Pranayama helps the body rid itself of impurities and lower your pulse by eliminating them through exhalation process. When these impurities are cleared, there is more room for the prana to enter freely inside the body. Even just taking out time consciously to breathe in and breathe out can help us alter our emotional states. Pranayama techniques have different effects, much like different asanas do. Most kinds of pranayama are practiced sitting down with an upright spine as in Hero’s pose, Lotus pose or cross-legged pose. The main idea here is to breathe smoothly and not strain your body. It is best to practice pranayama in the morning on an empty stomach and in room with fresh air. Pranayama needs to be carefully executed if you have your period, are pregnant or have digestive problems because they involve abdominal contractions with an upward motion. Before practicing pranayama, consultation and recommendation is needed from the doctor.
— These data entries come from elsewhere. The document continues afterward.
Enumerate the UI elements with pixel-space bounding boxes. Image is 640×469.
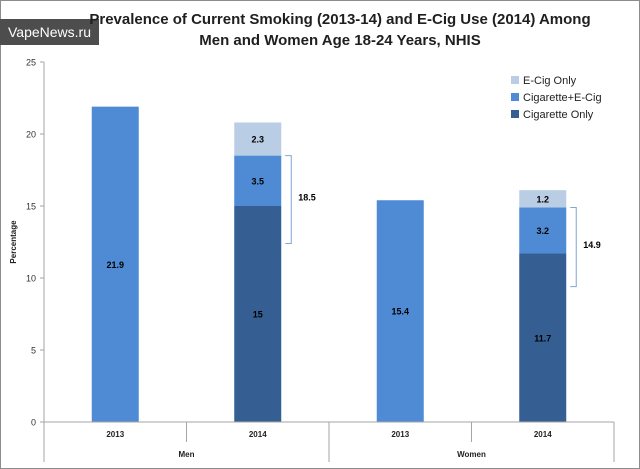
y-tick-label: 10 bbox=[26, 274, 36, 284]
x-group-label: Men bbox=[179, 450, 195, 459]
bar-data-label: 15 bbox=[253, 310, 263, 320]
bar-segment bbox=[234, 122, 282, 156]
bar-segment bbox=[234, 155, 282, 206]
bar-segment bbox=[91, 106, 139, 422]
legend-label: E-Cig Only bbox=[523, 75, 577, 87]
bar-segment bbox=[519, 207, 567, 254]
x-tick-label: 2013 bbox=[106, 430, 124, 439]
legend-swatch bbox=[511, 76, 519, 84]
bar-segment bbox=[519, 253, 567, 422]
total-bracket-label: 18.5 bbox=[298, 193, 316, 203]
x-tick-label: 2014 bbox=[249, 430, 267, 439]
bar-data-label: 21.9 bbox=[106, 260, 124, 270]
y-axis-title: Percentage bbox=[9, 220, 18, 264]
bar-data-label: 2.3 bbox=[251, 135, 264, 145]
legend-label: Cigarette+E-Cig bbox=[523, 92, 602, 104]
legend: E-Cig Only Cigarette+E-Cig Cigarette Only bbox=[511, 75, 602, 121]
y-tick-label: 25 bbox=[26, 58, 36, 68]
y-tick-label: 15 bbox=[26, 202, 36, 212]
bar-data-label: 1.2 bbox=[536, 194, 549, 204]
legend-label: Cigarette Only bbox=[523, 109, 594, 121]
x-group-label: Women bbox=[457, 450, 486, 459]
y-axis: 0 5 10 15 20 25 Percentage bbox=[9, 58, 45, 428]
bar-data-label: 3.2 bbox=[536, 226, 549, 236]
x-axis: 2013 2014 2013 2014 Men Women bbox=[43, 421, 615, 462]
y-tick-label: 5 bbox=[31, 346, 36, 356]
total-bracket-label: 14.9 bbox=[583, 240, 601, 250]
chart-title-line-2: Men and Women Age 18-24 Years, NHIS bbox=[199, 32, 481, 49]
bar-segment bbox=[234, 206, 282, 422]
legend-swatch bbox=[511, 93, 519, 101]
bar-segment bbox=[376, 200, 424, 422]
bar-data-label: 11.7 bbox=[534, 333, 551, 343]
bar-segment bbox=[519, 190, 567, 208]
x-tick-label: 2013 bbox=[391, 430, 409, 439]
watermark: VapeNews.ru bbox=[0, 19, 100, 45]
chart-title: Prevalence of Current Smoking (2013-14) … bbox=[40, 9, 640, 51]
total-bracket bbox=[570, 206, 577, 288]
legend-swatch bbox=[511, 110, 519, 118]
total-bracket bbox=[285, 155, 292, 244]
annotations: 18.5 14.9 bbox=[285, 155, 601, 288]
bars: 15 11.7 21.9 3.5 15.4 3.2 2.3 1.2 bbox=[91, 106, 567, 422]
bar-data-label: 15.4 bbox=[391, 307, 409, 317]
bar-data-label: 3.5 bbox=[251, 176, 264, 186]
chart-title-line-1: Prevalence of Current Smoking (2013-14) … bbox=[89, 11, 591, 28]
x-tick-label: 2014 bbox=[534, 430, 552, 439]
y-tick-label: 0 bbox=[31, 418, 36, 428]
y-tick-label: 20 bbox=[26, 130, 36, 140]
Deep breathing or meditative breathing is one of the most primitive and common technique practiced by people around the world. This simple breathing technique is the 4-7-8 breathing. It can give your organs and tissues a much-needed oxygen boost. In this technique inhale for 4 seconds through nose, hold for 7 seconds and exhale for 8 seconds through nose. This type of breathing exercise can help increase mental stability and reduce stress. It also helps to improve concentration level and calms the mind. Do not do more than four breaths of this exercise at a time for the first month of practice. While learning this exercise it’s recommended to sit with your back straight and make sure that you practice Meditative breathing 4-5 hours after having food.

Practicing pranayama can help you to relieve tension instantly as well as anger and anxiety. It is also quite beneficial for people suffering from Alzheimer and can also provide respite to a person in case he is feeling hot or have a mild headache. A regular daily practice of deep breathing is one of the best tools for improving your health and well-being. Learning to breathe consciously and with awareness is a valuable tool in helping to restore balance in the mind and body.